First, private equity finds deals to invest in. A flow of deals keeps the industry going.
Second, they typically apply more leverage than most family-owned private companies would be comfortable with. Successful private equity groups buy companies - that's their business - and, for this reason, they are important customers of lenders. This relationship helps to ensure some pretty creative structures and often favorable pricing. Private equity groups heavily rely on strong lending relationships for their existence. Oddly enough, lenders take comfort from this pressure.
Third, they focus on making each investment as cash-generative and as profitable as possible, thereby providing a strong incentive for management to deliver - often with a degree of risk. Sometimes the return comes from streamlining a business and cutting costs and capital spending. But just as often it comes from driving growth and expansion.
In a few years, it's typically time for the private equity firm to sell the portfolio company. If all goes well, the leverage effect of using debt allows investors to make strong returns. We often see one private equity group selling a business to another private equity group. While selling a good business might not seem like ``good business,'' that's the rule of the private equity game.
Many private equity investors are interested in plastics companies for a number of reasons.
Perhaps most importantly, many plastics businesses are fairly stable, although it might not feel like that most days. Unlike investors in public markets who tend to look for the next shooting star, private equity firms typically prefer solid companies that deliver slow, steady growth and predictable cash flow. If a company with those attributes also has a solid management team, the attraction by private equity is even stronger.
The high capital requirements of the plastics industry have a good news/bad news quality for private equity investors. The goods news is, the barriers to entry are typically high, so it's less likely that new competitors will appear unexpectedly. The bad news is that it can take a lot of money to stay in the plastics business. Growth that comes with a large capital price tag can be difficult for private equity to manage when cash is needed to pay down debt.

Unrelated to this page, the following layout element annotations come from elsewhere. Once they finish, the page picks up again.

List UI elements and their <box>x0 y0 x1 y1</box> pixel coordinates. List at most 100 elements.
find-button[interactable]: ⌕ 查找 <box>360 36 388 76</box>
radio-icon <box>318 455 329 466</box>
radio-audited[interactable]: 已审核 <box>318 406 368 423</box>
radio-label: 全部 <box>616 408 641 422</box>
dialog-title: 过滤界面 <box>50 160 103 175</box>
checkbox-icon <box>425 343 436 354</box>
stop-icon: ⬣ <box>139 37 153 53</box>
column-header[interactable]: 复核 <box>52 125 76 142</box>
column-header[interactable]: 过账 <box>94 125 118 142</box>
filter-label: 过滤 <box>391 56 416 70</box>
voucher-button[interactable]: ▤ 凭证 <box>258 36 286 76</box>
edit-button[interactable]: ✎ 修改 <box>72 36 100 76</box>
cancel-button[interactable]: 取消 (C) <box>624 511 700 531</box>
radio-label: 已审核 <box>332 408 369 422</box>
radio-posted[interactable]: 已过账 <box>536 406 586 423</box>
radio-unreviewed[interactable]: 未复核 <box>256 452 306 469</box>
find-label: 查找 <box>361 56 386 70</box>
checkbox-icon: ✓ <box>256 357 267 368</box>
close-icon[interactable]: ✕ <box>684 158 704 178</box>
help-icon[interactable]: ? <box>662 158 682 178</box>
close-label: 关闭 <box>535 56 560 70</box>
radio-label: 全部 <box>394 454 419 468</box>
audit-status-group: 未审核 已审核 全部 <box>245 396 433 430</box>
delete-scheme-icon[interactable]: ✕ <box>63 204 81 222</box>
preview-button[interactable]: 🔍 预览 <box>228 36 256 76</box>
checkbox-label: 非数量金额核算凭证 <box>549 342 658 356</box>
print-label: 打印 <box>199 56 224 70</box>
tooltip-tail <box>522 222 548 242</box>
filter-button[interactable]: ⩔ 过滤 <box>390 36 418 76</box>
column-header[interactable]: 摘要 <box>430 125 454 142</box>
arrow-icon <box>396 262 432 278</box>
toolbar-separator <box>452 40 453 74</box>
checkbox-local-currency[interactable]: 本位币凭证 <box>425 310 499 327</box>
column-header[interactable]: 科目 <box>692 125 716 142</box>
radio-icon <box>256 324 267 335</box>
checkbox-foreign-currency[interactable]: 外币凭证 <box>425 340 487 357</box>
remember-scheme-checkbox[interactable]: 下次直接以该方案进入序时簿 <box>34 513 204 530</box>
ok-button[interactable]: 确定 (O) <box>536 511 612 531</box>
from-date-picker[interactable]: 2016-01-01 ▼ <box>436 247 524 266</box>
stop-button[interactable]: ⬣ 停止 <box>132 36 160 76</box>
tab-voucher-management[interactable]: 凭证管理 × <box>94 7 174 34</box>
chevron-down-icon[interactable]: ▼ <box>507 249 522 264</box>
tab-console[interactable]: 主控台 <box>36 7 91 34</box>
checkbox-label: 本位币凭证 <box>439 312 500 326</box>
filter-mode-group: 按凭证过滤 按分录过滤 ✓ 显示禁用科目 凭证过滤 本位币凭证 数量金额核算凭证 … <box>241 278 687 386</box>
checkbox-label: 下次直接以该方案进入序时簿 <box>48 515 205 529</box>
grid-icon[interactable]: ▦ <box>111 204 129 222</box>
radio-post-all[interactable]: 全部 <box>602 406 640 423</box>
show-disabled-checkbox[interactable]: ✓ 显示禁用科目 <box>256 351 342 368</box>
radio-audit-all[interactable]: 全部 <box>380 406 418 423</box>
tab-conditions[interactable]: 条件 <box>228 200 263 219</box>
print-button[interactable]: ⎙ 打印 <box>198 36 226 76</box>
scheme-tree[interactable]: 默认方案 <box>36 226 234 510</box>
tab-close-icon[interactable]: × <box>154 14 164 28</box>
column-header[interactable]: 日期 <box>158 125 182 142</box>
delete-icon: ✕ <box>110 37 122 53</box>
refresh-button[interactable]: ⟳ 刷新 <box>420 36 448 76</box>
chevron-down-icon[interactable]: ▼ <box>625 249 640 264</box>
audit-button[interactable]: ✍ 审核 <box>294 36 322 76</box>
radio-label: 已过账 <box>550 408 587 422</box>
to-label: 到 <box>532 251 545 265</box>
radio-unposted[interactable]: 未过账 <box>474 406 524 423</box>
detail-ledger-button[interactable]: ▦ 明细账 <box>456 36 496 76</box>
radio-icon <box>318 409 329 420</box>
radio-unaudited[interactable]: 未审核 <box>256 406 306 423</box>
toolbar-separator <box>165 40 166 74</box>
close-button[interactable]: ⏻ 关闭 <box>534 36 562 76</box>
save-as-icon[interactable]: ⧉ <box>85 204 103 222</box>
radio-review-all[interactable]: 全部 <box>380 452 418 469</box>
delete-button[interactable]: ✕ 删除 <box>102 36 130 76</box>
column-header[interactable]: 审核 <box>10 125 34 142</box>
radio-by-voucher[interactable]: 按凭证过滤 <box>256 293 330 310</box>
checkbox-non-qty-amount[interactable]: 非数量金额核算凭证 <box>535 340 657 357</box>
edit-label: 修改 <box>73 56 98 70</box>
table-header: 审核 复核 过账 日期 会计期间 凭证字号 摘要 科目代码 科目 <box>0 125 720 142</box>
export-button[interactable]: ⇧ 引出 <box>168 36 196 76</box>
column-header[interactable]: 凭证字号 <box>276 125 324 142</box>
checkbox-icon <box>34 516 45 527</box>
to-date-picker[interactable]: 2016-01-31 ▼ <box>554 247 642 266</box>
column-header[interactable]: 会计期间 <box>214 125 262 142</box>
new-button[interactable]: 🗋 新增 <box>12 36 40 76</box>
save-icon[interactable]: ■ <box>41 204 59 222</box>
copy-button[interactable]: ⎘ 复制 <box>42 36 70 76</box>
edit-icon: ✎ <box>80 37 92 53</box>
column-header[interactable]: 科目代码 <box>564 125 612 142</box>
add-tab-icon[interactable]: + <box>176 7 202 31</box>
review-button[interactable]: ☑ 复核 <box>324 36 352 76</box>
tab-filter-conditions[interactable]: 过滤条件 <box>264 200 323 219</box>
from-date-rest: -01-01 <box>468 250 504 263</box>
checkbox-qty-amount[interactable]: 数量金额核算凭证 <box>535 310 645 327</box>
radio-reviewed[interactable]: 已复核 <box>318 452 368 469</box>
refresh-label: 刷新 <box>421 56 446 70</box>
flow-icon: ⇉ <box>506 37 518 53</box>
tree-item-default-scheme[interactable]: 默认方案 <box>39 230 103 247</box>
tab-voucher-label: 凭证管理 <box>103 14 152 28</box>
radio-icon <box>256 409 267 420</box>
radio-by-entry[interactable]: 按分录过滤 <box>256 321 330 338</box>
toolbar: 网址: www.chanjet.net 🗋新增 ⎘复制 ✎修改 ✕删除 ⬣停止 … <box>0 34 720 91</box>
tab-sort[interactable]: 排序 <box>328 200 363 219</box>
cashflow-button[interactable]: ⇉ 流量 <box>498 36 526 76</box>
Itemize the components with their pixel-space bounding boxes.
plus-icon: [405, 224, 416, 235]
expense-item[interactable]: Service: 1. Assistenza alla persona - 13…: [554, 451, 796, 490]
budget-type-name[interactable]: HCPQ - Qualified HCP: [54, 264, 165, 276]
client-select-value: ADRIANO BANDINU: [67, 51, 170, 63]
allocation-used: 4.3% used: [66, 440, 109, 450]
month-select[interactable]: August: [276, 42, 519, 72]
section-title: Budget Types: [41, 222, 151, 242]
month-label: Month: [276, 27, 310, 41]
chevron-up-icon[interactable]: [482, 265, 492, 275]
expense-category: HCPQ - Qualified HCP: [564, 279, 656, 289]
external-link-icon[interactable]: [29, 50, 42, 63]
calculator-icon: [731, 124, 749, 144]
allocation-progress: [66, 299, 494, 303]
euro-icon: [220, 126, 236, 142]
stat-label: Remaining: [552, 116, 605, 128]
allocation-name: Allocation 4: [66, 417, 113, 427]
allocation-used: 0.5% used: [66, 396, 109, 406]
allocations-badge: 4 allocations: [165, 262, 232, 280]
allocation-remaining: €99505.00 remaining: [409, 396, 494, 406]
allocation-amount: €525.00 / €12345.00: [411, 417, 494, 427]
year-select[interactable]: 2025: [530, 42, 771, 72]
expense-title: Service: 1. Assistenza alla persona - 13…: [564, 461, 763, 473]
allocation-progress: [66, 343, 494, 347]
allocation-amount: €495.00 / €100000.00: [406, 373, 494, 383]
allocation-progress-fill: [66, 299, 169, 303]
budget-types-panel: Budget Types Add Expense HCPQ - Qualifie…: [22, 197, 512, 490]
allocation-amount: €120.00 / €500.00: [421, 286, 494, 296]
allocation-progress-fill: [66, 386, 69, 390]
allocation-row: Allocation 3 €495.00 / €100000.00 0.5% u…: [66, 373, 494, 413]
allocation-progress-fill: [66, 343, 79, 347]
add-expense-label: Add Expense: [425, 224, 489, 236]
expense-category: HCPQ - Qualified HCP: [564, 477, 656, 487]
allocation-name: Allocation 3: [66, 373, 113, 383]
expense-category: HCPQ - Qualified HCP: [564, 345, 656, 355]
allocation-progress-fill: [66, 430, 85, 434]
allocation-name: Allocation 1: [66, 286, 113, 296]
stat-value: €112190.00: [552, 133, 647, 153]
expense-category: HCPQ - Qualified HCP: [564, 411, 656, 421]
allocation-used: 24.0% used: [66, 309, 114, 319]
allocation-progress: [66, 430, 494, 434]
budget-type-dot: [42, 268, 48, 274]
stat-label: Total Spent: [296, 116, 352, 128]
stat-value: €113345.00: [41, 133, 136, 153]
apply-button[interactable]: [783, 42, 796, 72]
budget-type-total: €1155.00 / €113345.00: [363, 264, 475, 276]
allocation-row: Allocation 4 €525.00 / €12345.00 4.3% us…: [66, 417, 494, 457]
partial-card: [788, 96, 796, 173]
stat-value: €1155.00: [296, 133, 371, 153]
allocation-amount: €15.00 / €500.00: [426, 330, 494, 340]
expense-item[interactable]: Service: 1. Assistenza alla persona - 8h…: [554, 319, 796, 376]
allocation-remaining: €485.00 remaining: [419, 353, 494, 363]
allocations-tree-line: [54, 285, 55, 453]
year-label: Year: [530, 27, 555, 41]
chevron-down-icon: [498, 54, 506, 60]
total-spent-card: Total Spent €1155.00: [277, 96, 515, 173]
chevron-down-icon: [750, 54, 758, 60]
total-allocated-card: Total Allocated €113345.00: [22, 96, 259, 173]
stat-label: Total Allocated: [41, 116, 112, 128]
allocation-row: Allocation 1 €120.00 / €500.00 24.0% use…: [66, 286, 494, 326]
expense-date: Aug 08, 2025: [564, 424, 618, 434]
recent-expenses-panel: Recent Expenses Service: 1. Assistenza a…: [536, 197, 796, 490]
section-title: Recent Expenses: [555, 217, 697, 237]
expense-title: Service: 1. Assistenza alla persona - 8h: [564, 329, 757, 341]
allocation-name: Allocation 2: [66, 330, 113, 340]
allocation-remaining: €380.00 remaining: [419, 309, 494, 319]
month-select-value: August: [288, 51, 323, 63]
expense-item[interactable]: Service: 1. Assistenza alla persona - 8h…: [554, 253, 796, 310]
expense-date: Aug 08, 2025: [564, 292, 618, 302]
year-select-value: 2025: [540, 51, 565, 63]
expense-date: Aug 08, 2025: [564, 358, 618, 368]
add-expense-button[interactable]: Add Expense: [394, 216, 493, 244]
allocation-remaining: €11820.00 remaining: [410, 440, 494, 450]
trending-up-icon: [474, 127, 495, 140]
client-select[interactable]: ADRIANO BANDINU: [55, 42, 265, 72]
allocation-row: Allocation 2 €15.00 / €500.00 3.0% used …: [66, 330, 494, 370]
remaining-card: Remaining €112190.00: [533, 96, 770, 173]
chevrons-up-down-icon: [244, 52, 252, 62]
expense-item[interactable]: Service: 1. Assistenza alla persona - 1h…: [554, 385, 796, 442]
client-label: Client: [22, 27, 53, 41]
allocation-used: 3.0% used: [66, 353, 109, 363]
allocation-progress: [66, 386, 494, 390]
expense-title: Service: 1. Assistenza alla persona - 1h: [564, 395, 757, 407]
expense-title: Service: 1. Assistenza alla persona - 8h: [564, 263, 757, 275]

But for private equity - like everyone else - the biggest challenge in plastics is resin price fluctuations. No one is immune from sharp rises or an ``act of God'' like Hurricane Katrina, but businesses without the pricing power to pass through resin prices will be less attractive to private equity.
So, what's next?
Some executives seem to think that private equity's interest in the plastics industry is a fad. Others, including myself, think nothing could be further from the truth. Regardless, it's in the best interest of any business owner to understand the basic motives and means of private equity investors.
Public and private plastics companies of all sizes looking to grow through acquisition will be competing with private equity. Examples include acquisitive platform companies - like Berry, Ampac, and Myers Industries (assuming the announced transaction closes). Acquisitive growth has been a large component of the strategy of many companies. Unless firms understand the strategies and tactics required to compete with private equity, the level of growth available via acquisitions may disappear.
Successful consolidators work it out, but the rules have most definitely changed. Competing with private equity buyers for deals often requires companies to place a strong emphasis on long-term strategy and relationships in the sector, speedy closes and creative structuring - or very high valuation metrics. An example is Rexam's announced agreement with Owens-Illinois' plastic packaging business.
Right now, the number and size of deals in the plastics industry are just increasing, with no likely slowdown in sight. For sellers, a basic knowledge of private equity, and a little crash course for management in speaking the language of private equity, can make a real difference in driving the value of your business.
Will Frame is a managing director in Chicago with Deloitte & Touche Corporate Finance LLC.